Personal information
- Born: 1964 (age 61–62) Australia

Sport
- Country: Australia
- Handedness: Right handed
- Turned pro: 1986
- Retired: 1994

Men's singles
- Highest ranking: No. 5 (1993)

Medal record
Men's squash
Representing Australia
World Championships
| Bronze medal – third place | 1990 Toulouse | Singles |

= Tristan Nancarrow =

Australian squash player (born 1964)

Tristan Nancarrow (born 1964) is a former Australian professional squash player.

Tristan is part of a famous squash family; his step-father Cam Nancarrow and mother Mavis Nancarrow were both leading international players in the late 1960s and early 1970s. Tristan himself became a leading player in the early 1990s, reaching a world ranking of five in January 1993.

As a young boy, he lived near Sydney and was at the Harbord Primary School, Northern Beaches, Sydney NSW and Manly Boys High School.

In 1984, at the age of 20, he won the national Australian open title.

He finished runner-up at the Hong-Kong Open in 1986 (lost to Rodney Martin) and 1991 (lost to Jansher Khan).

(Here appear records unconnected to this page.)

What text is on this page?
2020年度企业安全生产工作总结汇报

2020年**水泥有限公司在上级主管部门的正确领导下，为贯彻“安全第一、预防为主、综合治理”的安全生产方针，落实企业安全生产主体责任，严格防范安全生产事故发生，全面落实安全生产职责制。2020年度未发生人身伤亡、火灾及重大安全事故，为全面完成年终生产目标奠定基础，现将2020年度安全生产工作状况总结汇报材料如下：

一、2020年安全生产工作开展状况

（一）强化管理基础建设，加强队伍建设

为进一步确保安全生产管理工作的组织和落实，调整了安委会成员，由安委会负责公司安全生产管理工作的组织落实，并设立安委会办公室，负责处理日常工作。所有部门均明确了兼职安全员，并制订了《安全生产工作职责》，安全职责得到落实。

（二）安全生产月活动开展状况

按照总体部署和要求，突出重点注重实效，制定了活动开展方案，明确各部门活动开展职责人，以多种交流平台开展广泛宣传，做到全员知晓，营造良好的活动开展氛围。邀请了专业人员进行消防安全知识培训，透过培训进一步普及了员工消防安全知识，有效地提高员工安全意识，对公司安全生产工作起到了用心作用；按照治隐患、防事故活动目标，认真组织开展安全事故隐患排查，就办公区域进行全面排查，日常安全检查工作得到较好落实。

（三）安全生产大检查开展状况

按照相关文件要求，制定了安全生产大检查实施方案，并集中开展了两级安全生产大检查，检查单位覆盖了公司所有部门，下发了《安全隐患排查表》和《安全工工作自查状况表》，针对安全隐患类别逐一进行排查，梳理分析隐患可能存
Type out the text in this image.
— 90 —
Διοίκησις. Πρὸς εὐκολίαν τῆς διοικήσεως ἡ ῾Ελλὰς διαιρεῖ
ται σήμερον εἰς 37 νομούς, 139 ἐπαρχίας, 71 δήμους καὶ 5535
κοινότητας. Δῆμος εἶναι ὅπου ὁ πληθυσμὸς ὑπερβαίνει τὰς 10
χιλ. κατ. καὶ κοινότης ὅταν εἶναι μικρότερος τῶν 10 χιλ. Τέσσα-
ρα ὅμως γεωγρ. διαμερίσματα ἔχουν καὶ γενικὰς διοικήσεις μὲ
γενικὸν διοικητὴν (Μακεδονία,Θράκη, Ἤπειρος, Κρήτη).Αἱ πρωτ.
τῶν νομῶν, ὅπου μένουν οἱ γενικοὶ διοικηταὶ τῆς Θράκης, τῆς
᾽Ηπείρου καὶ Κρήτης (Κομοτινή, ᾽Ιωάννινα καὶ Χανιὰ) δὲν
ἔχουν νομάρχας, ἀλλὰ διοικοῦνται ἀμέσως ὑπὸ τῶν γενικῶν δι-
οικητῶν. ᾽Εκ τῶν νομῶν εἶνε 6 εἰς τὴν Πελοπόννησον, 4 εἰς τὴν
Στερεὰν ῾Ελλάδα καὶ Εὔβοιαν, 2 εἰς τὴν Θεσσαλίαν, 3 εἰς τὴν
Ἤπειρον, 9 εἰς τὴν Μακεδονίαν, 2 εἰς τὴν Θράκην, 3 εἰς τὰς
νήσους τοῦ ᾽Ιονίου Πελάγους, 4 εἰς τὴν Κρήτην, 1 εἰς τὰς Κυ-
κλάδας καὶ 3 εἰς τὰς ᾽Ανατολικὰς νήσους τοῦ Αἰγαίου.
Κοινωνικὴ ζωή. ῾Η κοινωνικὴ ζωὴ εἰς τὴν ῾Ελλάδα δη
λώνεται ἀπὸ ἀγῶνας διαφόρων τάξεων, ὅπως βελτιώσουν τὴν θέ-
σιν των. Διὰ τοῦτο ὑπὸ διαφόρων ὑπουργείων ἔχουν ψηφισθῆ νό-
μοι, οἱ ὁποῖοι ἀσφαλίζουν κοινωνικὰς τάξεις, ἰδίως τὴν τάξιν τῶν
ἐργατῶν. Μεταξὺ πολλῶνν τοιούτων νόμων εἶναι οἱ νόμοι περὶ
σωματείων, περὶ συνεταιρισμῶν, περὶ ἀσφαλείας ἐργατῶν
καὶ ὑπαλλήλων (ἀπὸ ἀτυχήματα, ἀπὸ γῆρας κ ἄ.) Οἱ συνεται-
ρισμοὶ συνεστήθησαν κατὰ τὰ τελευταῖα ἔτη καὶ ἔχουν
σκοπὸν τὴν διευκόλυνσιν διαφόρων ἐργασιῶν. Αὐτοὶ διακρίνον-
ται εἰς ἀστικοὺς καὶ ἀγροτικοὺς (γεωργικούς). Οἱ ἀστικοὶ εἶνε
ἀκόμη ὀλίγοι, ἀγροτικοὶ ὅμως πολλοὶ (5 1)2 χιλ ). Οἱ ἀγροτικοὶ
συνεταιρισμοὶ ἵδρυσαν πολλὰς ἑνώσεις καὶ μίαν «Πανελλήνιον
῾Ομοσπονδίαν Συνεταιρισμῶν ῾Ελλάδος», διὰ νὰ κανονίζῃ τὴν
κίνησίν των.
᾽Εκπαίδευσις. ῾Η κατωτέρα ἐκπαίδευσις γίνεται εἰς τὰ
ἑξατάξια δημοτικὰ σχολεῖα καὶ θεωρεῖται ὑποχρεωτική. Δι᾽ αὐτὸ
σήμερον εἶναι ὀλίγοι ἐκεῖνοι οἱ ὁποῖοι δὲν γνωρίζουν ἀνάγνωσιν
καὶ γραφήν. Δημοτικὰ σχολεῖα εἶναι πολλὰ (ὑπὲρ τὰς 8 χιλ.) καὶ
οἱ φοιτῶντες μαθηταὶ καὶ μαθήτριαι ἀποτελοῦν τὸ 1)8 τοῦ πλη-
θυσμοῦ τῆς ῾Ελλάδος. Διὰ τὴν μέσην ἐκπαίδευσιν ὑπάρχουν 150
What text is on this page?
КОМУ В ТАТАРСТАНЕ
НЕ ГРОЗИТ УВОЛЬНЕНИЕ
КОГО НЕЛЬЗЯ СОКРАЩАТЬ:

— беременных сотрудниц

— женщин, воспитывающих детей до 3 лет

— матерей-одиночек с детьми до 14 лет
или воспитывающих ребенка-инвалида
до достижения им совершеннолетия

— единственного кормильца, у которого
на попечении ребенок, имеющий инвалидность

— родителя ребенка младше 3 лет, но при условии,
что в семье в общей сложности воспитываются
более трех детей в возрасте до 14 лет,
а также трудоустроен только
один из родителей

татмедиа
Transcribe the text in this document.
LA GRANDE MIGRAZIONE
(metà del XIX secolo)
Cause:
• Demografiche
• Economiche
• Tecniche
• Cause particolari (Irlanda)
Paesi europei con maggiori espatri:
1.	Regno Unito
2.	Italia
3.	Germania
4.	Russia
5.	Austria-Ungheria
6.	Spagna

He represented Australia in the 1993 World Team Squash Championships but is arguably remembered more for the fact that he was considered the John McEnroe of squash. In September 1989 just three months after a three-month ban imposed after the British Open Squash Championships he walked off court during a match against Jansher Khan. In April 1993 he was suspended for a third time following a string of disciplinary offences.

He now builds and refurbishes tennis courts.